"I'm so scared": the life of Ukrainians in bombed buildings

The 75-year-old woman is the only resident left in her nine-story apartment building in Saltivka, a district of Kharkiv in eastern Ukraine that has been bombarded relentlessly since the Russian invasion began in February.

"I'm so scared": the life of Ukrainians in bombed buildings

The 75-year-old woman is the only resident left in her nine-story apartment building in Saltivka, a district of Kharkiv in eastern Ukraine that has been bombarded relentlessly since the Russian invasion began in February.

"I'm so scared because I'm alone here, I'm really alone. I had a daughter but she died a year ago from drinking too much," she said, shivering despite the heat.

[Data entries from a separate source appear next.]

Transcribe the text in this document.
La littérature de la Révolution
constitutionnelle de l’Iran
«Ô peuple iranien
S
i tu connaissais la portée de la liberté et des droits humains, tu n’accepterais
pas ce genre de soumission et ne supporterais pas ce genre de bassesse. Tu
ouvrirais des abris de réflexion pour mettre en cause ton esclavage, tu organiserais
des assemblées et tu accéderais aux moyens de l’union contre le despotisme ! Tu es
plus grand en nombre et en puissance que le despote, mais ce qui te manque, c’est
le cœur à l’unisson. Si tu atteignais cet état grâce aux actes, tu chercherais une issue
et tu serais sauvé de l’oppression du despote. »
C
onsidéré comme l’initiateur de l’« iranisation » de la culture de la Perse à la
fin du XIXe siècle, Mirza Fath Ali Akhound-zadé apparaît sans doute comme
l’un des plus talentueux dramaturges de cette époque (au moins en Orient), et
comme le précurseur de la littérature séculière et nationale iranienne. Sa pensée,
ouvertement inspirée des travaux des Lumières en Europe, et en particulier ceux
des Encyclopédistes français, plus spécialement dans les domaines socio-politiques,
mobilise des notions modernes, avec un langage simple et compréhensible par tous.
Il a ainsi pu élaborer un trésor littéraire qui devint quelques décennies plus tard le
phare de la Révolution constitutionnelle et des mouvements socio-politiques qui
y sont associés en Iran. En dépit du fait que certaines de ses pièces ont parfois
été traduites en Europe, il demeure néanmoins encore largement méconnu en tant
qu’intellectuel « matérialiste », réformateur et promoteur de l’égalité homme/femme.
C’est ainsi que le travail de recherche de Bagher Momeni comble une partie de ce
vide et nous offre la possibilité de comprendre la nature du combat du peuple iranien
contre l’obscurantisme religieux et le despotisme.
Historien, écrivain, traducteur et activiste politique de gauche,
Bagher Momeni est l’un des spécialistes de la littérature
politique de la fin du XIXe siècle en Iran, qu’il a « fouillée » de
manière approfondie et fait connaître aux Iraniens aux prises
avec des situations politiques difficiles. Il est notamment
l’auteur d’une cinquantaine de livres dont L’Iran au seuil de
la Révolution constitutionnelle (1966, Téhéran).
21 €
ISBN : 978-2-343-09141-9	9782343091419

"So now I'm just sitting here, on this bucket. When a missile comes in, I fall to the ground, face down. Maybe that's why I'm still alive."

Saltivka was once a prosperous district of Kharkiv, built in the 1960s as a "bedroom town" for Soviet workers and home to more than half a million people.

Much of the neighborhood is now in ruins.

Early spring was so cold that Galyna Tchorna's fingernails turned black from frostbite.

Running water was cut off for the first six weeks of the war, and electricity was only restored last month. The gas came back this week.

- Grass and cherries -

In the streets, burnt buildings with broken windows and facades pierced with gaping holes testify to the violence of the bombardments.

Many buildings are gutted and seem on the verge of collapsing. Cars whose roofs have been pierced by rubble rust in the streets. No place seems safe anymore.

According to Amnesty International and Human Rights Watch, many attacks were carried out using banned cluster bombs, accusations the Kremlin has denied.

In some areas of the neighborhood, grass has grown up to waist height. Most of the children having left, the cherries have not been picked and litter the sidewalks dug with craters.

The inhabitants still present survive thanks to government aid of less than 100 euros per month and cooked meals delivered by the police and charities.

Some of Galyna Tchorna's neighbors have taken refuge in a school, where the dim glow of bare light bulbs reveals grimy floors.

Beds were made from school desks, chairs and other wooden pallets. A makeshift kitchen has been set up where pots of soup are heated.

- 70 bombs a day -

Antonina Mykolayeva, 71, moved into this shelter with her husband and around 40 other people when the war broke out, but her husband died of heart failure a month later.

Their son, a former soldier in the Soviet army, was killed long ago when he was 21. Antonina Mykolayeva could not bury her husband at her side because the cemetery was pulverized by shellfire.

"When I heard explosions, I was afraid the building would fall on us," she said.

According to Oleg Sinegubov, the governor of the Kharkiv region, the Saltivka district was "almost completely destroyed".

He told AFP that the most important task is to restore heating before the onset of winter, when temperatures will average -7°C at night.

"But the damage to the buildings will not allow them to be rebuilt as they were before," he admits.

Volodymyr Manjossov, a 57-year-old plumber, is part of the city's technical services, responsible for replacing the bombed pipes.

He has sent his wife and two children to relatively safer western Ukraine and lives alone in Saltivka with four other people in a 15-story building.

"The hardest time was March, because it was cold and there were about 70 bombs a day here," he recalls.

But he remains hopeful of a better future, with the return of public transport and the reopening of some businesses in his neighborhood.

"I live on the ground floor, so even if the building is affected, everything will be fine," he smiles. "I have a bottle of water and a torch by the bed in case I end up under the rubble."